Un rituale di condivisione che riunisce tutta la famiglia. Un giorno di festa che si conclude con del buon cibo e musica.
28 febbraio 2022, dii Anna Volpicelli. Foto di Vito Fusco
«Mio nonno Francesco, chiamato Ciccillo, voleva tutta la famiglia presente», ci racconta Giovanni Fusco, di Positano, che ogni anno, sin da quando era bambino, partecipa a una delle tradizioni più antiche della Costa d’Amalfi, la macellazione del maiale e oggi è lui a condurre il gioco. «Nella mia famiglia, ogni nipote aveva un compito preciso e uno in particolare veniva selezionato per dare la coltellata all’animale», continua.
Le tracce del passato
La macellazione del maiale è da secoli una sorta di rituale celebrativo che viene eseguito da diverse famiglie costiere. Come descrive Gabriele Cavaliere nel suo libro Q.B storie d’amore e di sapore della Costa d’Amalfi (Officine Zephiro, 2020) “Il maiale è stato per secoli la dispensa delle popolazioni rurali…Venivano acquistati piccoli alla fiera rurale che si teneva a giugno. In occasione dei festeggiamenti di Sant’Andrea in modo che la macellazione si potesse fare nei mesi freddi, solitamente fra la meta di gennaio e la fine di febbraio, in pieno periodo carnevalesco”.
Nessuno era escluso. Tale tradizione era un grande momento di condivisione, quel rituale, infatti, avrebbe provveduto al sostentamento della famiglia per un anno interno o forse più. «Il nostro metodo prevedeva che i più piccoli selezionassero il grasso per fare la sugna. Mentre a mio nonno spettava il compito più importante, quello cioè di salare la carne del maiale. Oggi tutto ciò viene ancora mantenuto».
Il grande lavoro
L’appuntamento all’alba quando un pentolone di acqua viene messo a bollire. Acqua, che poi, servirà per lavare e pulire il maiale. Successivamente il maiale viene ammazzato, sgozzato e il sangue che fuoriesce viene poi raccolto, cotto, e utilizzato per alcune pietanze, fra cui il sanguinaccio. «A questo punto il maiale viene lavato, ripulito interamente, raschiato con delle sette ammorbidite con acqua bollente e poi attraverso una carrucola, la carcassa viene appesa per lasciarla asciugare», spiega Fusco.
Il giorno dopo, sempre di mattina preso, si comincia la macellazione. «Viene selezionata la carne per fare gli insaccati, quella per fare la soppressata e quella poi per le costate, la bistecca e molto altro.
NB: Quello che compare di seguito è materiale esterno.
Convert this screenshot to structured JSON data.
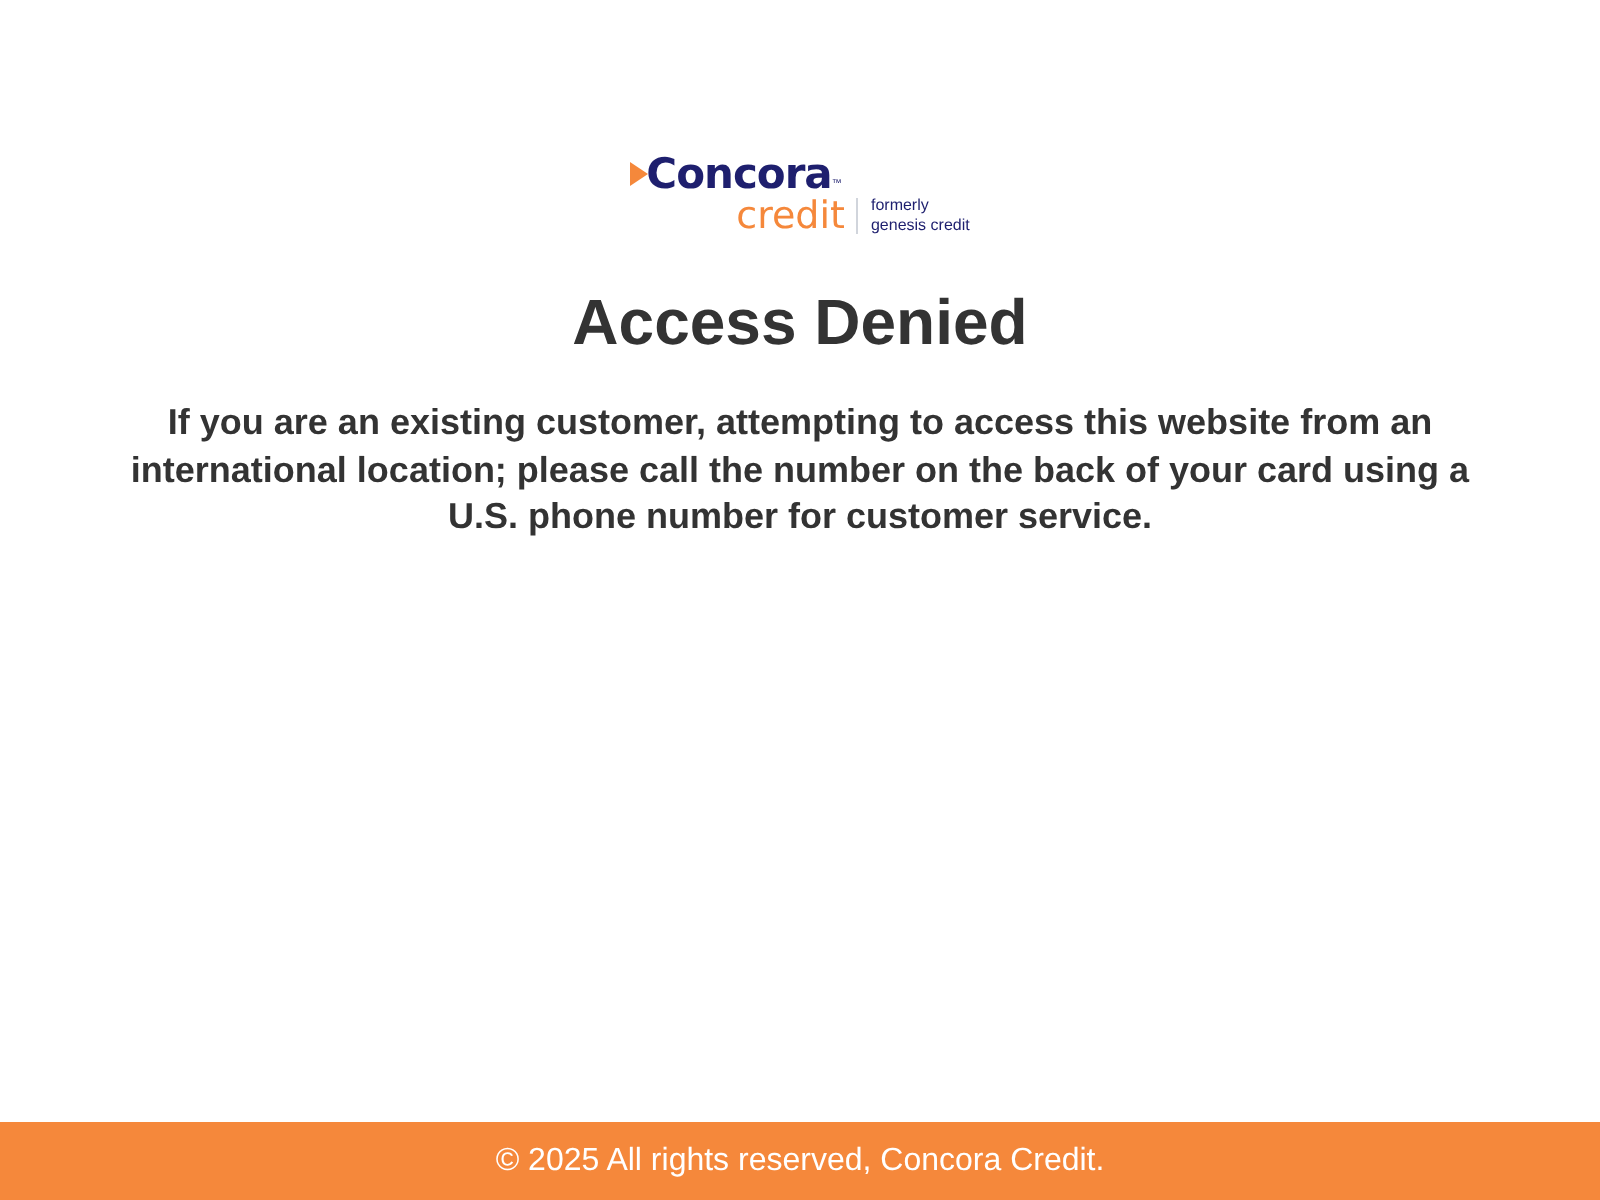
{
  "logo": {
    "brand": "Concora",
    "trademark": "™",
    "sub": "credit",
    "note_lines": [
      "formerly",
      "genesis credit"
    ]
  },
  "title": "Access Denied",
  "message": "If you are an existing customer, attempting to access this website from an international location; please call the number on the back of your card using a U.S. phone number for customer service.",
  "footer": "© 2025 All rights reserved, Concora Credit."
}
A questo punto il tutto veniva messo ad asciugare e affumicato con un insieme di mirto e rosmarino». Alle donne veniva dato il compito di ripulire e sciacquare gli organi interni che sarebbero stati usati sia per la cucina, sia per gli insaccati.
L’appuntamento a tavola
Dato che del maiale non si butta via niente, la vescica viene lavata e ripulita per poi essere utilizzata per la sugna.“Dalla sugna si ricavano i cigoli che vengono utilizzati per il sugo oppure abbrustoliti”. Oltre al lavoro la giornata include anche momenti di autentica condivisione, soprattutto a tavola. «In passato l’evento era aperto solo ai membri della famiglia. Con il tempo, poi, abbiamo cominciato ad invitare amici più stretti», dice Fusco.
Alle 13 i partecipanti si riuniscono per condividere il pasto. «Una grande tavolata imbandita con braciole, costate, cavatelli fatti con il sugo della carne di maiale, sanguinaccio e altri dolci tipici. Non mancano ovviamente del buon vino e della musica. Dopo pranzo, infatti, ci divertiamo a suonare e cantare canzoni popolari della tradizione come “il Brigante” accompagnato da tarantelle».